# NYCbuswatcher Shipment --> Data Lake Migration

### Step 1. Convert each JSON in "shipment_folder" to a single parquet file. 

In [1]:
import os, json
import pandas as pd
import numpy as np

In [2]:
shipment_folder="/Volumes/nice/bigdata/bus_depot/bus-data-migrations/nyc/data/in/nyc_shipments/2022/2/2"

In [3]:
# get list of shipment filenames

shipment_list = []
for root, _, filenames in os.walk(shipment_folder):   
    for filename in filenames:
        shipment_list.append(os.path.join(root, filename))
len(shipment_list)

5832

In [4]:
shipment_list[0]

'/Volumes/nice/bigdata/bus_depot/bus-data-migrations/nyc/data/in/nyc_shipments/2022/2/2/0/BX16/shipment_2022-2-2-0-BX16.json'

In [5]:
# iterate over file list and write each JSON as a single parquet file with pyarrow

out_path="/Volumes/nice/bigdata/bus_depot/bus-data-migrations/nyc/data/out/nyc_shipments_as_parquets/"
os.makedirs(out_path, exist_ok=False)

from pyspark.sql.types import IntegerType

# not sure why this is so hard, but need to ensure every file has the same schema
def df_clean(df): 
    df["passenger_count"] = pd.to_numeric(df["passenger_count"],errors='coerce')
    if df.dtypes['passenger_count'] != "float64":
        df['passenger_count'] = df['passenger_count'].astype(dtype = 'float64')
    if df.dtypes['bearing'] != "float64":
        df['bearing'] = df['bearing'].astype(dtype = 'float64')
    if df.dtypes['next_stop_d_along_route'] != "float64":
        df['next_stop_d_along_route'] = df['next_stop_d_along_route'].astype(dtype = 'float64')
    if df.dtypes['next_stop_d'] != "float64":
        df['next_stop_d'] = df['next_stop_d'].astype(dtype = 'float64')   
    return df


for shipment in shipment_list:
    with open(shipment) as data_file:    
        data = json.load(data_file)
        try:
            df = pd.json_normalize(data, 'buses').convert_dtypes()
        except:
            pass
        df = df_clean(df)
        out_file=out_path+shipment.split('/')[-1].split('.')[0]+".parquet"
        df.to_parquet(out_file, engine="fastparquet")

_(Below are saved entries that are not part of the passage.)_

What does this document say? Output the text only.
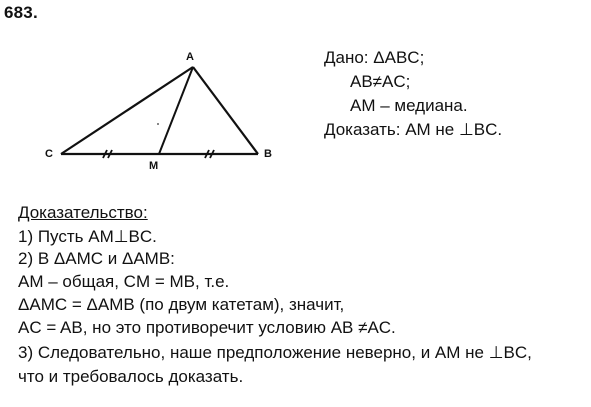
683.
A
B
C
M
Дано: ΔABC;
AB≠AC;
AM – медиана.
Доказать: AM не ⊥BC.
Доказательство:
1) Пусть AM⊥BC.
2) В ΔAMC и ΔAMB:
AM – общая, CM = MB, т.е.
ΔAMC = ΔAMB (по двум катетам), значит,
AC = AB, но это противоречит условию AB ≠AC.
3) Следовательно, наше предположение неверно, и AM не ⊥BC,
что и требовалось доказать.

### Step 2. Read all the parquets and repartition by route-hour using Pyspark

In [6]:
import os, json
import pandas as pd

In [7]:
from pyspark.sql import SparkSession
from pyspark.sql.types import StructType, StringType, DoubleType, TimestampType, LongType

spark = SparkSession.builder \
  .master("local") \
  .appName("nyc_reparition_individual_parquets_by_route_hour_1") \
  .config("spark.executor.cores", 3) \
  .getOrCreate()

Using Spark's default log4j profile: org/apache/spark/log4j-defaults.properties
Setting default log level to "WARN".
To adjust logging level use sc.setLogLevel(newLevel). For SparkR, use setLogLevel(newLevel).
22/04/22 20:33:18 WARN NativeCodeLoader: Unable to load native-hadoop library for your platform... using builtin-java classes where applicable


In [8]:
spark.conf.set("spark.sql.debug.maxToStringFields", 1000)

In [9]:
# Load all the parquets
in_path="/Volumes/nice/bigdata/bus_depot/bus-data-migrations/nyc/data/out/nyc_shipments_as_parquets/"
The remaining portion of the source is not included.